Tadilat ve tamirat, yıkanlarla, bozanlarla olamaz, işinin ehli bir ustaya
ihtiyaç gösterir. Bozanların bir kenarda dinlenmesi hayatidir. Bataktakinin
hareketsiz dimdik durması gibi.
Bataklığın büyümesi
beslenmesi ile ilgilidir. İhtiyacı olmadığı halde verilen fazladan sular,
toprak ile birliktelikten ortaya koydukları çamur yığınlarının devasa alanlara
yayılmasıdır. Sonra kendi ortamında aile oluşturur. Has bitkiler, küçükten
başlayan hayvanlar (sürüngenler, kurbağalar, balıklar..vb.),
ıslak ve çamurun sevdiği sarmaşıklar… Buna bataklık örgütü diyebiliriz. Kendi
ortamında büyümeye devam eder ta ki müdahale edilene kadar. Bu hayat
başladıktan sonra batağın kurutulması dev bütçeleri ve iş bilen adamları
gerektirir. Kendi halinde kuruması ve insanlığa yararlı olması gibi huyu
yoktur.
Göz göre göre büyümesine
fırsat ve imkân verildi batağın. Akademiler sustu, hacılar-hocalar sustu, medya
sustu, konuşması gerekenler sustu… Tam aksi, susması lazım gelenler, gece ve
gündüz, akşam ve sabah durmaksızın konuştular, onlar konuştukça işi bilenler,
bilmesi gerekenler susmayı tercih ettiler, pustular. Bir yandan çürümeyi ve
bataklaşmayı gördüler ve lakin konuşma cesaretini geliştiremediler. Gözlerini
kapatarak, batağı görmemeye gayret gösterdiler…

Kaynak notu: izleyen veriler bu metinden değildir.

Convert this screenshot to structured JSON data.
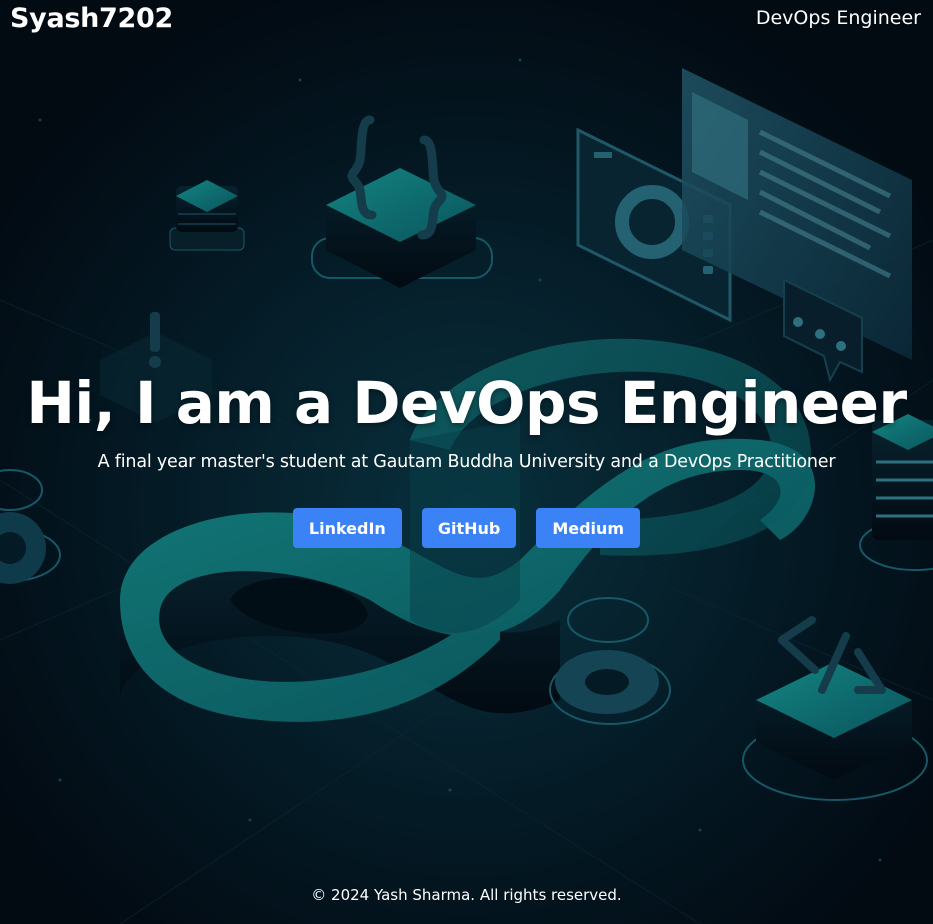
{
  "header": {
    "brand": "Syash7202",
    "tagline": "DevOps Engineer"
  },
  "hero": {
    "title": "Hi, I am a DevOps Engineer",
    "subtitle": "A final year master's student at Gautam Buddha University and a DevOps Practitioner",
    "buttons": [
      {
        "label": "LinkedIn"
      },
      {
        "label": "GitHub"
      },
      {
        "label": "Medium"
      }
    ]
  },
  "footer": {
    "text": "© 2024 Yash Sharma. All rights reserved."
  },
  "theme": {
    "background": "#040d17",
    "accent_teal": "#1aa3a3",
    "button_color": "#3b82f6"
  },
  "icons": [
    "infinity-loop-illustration",
    "server-stack-icon",
    "gear-icon",
    "code-brackets-icon",
    "chart-screen-icon",
    "chat-bubble-icon",
    "document-screen-icon"
  ]
}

Yazık ki, karışıklık, zihin
dağınıklığı, idrak edememe, yanlışta ısrar etme, analiz yeteneğinin hep yanlış
raporlamalara yoğunlaşması, yazılan konuyu anlayamama gibi anlaşılması pek zor
haller yaşadık ve halen yaşamaya devam ediyoruz. Bir duraklama, bir gerileme,
bir ileriye hareket edememe durumu fiilen yaşanmaktadır. Doğruya ve olması
lazım gelene odaklanamıyoruz, anlayamıyoruz;
Yağmur Tunalı dostumuzun
söylediği gibi: “Türkiye,
düşünme, yorumlama, anlama ve anlatma yeteneği uykuda bir ülke görüntüsünde”.
Tamam, bataktakini
kurtarmak insanlık gereğidir. Lakin onu kurtaracağım derken kendini ve
çevrendekileri de batağa kaptırmanın hiçbir âlemi yoktur.